The third selection, from Ravil's Mother Goose Suite started as soft as down, the amber shading of leaves along the wall coupled with a soft violin created the illusion that we were in the Enchanted Garden as the gosling godmother stretched her wings, preparing to take us into another day. Drawing the audience into the new day, the composer told the story of the Berceuse behind Stravinsky's The Firebird Suite. The story unfolded much like the production, incorporating new media into old tales, making them fresh and new. The haunting images by Sarasota photographer Brian Braun seemed to blend into one another as if the audience was watching more of a time lapse session than a series of photographs. Coupled with a growing vibrancy in the music, the abstract images transported both the audience and the orchestra to another realm.
As the firebird took flight, it was apparent that the selection was not chosen without purpose. For as the firebird took wing, and the Sarasota Orchestra opened itself to this type of collaborative effort, it revealed itself as the Phoenix in the story it was telling, rising from the ashes of the way things have been traditionally done, and being reborn as something entirely new. For not only did the performance include collaborations onstage, but was magnified through the realm of social media as bloggers and tweeters shared their experience of the show with those unable to be in attendance.
To close the show, the narration of Cinderella by former neighbor Robert Turoff of the Golden Apple Dinner Theatre could not have been better cast. In addition to his rising from his own ashes after the recent drama surrounding the Sarasota landmark theatre to deliver such an eloquent performance, the way that the music caressed the edges of his narrative felt like the glass slipper was a perfect fit. Seated in a highback chair with grandfatherly stature, Mr. Turoff´s rendition of the tale was climactic in more ways than one. It seems that this new beginning for the Sarasota Orchestra is a rebirth of caring and collaboration that we can only hope will reverberate through the rest of our community.
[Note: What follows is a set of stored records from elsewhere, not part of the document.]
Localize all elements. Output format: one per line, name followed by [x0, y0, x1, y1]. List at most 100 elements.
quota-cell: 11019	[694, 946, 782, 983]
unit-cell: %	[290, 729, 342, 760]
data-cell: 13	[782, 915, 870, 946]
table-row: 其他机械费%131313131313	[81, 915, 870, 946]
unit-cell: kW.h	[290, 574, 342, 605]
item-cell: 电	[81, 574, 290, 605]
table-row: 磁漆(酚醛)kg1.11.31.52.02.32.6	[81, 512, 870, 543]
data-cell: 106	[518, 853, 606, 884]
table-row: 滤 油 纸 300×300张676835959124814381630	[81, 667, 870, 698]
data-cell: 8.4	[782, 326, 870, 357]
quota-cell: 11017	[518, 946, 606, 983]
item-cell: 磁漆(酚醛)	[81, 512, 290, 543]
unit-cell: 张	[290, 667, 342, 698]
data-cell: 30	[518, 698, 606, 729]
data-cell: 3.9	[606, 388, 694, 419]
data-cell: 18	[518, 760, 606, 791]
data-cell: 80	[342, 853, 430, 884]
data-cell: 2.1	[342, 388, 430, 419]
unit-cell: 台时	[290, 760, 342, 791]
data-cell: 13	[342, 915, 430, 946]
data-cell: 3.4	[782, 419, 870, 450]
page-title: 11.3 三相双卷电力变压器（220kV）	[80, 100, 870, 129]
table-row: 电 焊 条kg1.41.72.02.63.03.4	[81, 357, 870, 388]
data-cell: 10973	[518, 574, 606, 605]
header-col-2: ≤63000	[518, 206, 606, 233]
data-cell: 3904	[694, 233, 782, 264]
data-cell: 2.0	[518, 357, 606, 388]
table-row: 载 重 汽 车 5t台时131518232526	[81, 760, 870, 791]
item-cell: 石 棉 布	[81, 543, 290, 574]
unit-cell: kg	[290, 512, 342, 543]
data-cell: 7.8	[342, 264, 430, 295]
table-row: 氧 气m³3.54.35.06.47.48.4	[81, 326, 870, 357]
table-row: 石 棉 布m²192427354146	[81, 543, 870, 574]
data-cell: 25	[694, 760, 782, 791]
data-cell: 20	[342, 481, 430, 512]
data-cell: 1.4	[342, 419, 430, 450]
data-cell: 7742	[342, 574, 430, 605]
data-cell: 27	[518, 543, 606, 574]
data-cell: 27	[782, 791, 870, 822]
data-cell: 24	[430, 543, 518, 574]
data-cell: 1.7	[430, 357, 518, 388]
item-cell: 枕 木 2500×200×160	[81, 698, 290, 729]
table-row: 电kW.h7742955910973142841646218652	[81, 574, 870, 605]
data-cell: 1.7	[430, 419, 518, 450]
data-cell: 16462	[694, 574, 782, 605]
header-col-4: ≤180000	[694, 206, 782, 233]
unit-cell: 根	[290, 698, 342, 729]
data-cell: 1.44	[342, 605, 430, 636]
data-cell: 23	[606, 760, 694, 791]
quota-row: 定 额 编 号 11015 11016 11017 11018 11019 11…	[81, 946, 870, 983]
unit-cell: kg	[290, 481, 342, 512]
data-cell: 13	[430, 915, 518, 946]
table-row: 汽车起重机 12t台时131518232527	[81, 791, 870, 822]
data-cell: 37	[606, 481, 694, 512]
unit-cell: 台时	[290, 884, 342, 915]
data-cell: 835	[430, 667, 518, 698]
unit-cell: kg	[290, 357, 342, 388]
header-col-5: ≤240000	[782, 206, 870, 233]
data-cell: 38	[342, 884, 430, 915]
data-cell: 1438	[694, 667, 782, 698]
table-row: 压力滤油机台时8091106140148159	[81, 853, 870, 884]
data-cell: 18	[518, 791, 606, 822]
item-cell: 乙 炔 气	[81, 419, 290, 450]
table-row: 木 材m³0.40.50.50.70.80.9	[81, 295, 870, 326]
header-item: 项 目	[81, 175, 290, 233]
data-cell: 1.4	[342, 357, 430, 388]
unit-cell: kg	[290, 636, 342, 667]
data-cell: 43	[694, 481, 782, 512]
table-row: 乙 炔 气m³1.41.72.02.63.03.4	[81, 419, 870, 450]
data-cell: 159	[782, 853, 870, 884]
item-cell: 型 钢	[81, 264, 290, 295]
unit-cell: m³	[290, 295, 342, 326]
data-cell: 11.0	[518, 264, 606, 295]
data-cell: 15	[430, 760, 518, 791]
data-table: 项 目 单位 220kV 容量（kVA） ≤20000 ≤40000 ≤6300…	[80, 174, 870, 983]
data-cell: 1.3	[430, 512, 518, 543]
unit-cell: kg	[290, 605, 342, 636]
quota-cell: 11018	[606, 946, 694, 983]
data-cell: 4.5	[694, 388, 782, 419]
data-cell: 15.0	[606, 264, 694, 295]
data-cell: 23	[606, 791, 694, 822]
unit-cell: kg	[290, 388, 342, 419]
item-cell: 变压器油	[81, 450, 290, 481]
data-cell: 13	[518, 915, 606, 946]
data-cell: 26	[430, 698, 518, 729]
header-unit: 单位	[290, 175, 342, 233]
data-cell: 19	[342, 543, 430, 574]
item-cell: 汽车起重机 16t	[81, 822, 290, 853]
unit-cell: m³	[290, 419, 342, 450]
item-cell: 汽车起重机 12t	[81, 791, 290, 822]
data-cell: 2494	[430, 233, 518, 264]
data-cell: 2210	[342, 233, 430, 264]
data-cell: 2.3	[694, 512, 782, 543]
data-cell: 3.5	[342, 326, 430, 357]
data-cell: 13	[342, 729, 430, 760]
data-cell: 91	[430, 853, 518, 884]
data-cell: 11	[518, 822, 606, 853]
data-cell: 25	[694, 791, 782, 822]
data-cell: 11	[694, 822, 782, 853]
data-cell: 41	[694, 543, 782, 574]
Through all of the sights and sounds, through this multi-media collaboration, there was a consistency in the subtlety of the entire performance. Though the colors, actors, and images lent themselves to a greater appreciation of the music, it was never overblown or distracting. Beyond all of the added nuance, the audience was still able to amply enjoy the unabashed brilliance of the Sarasota Orchestra players for their own sake. For music lovers, the hour long performance was nothing short of mesmerizing and may stand to be one of the most enjoyable shows of the year.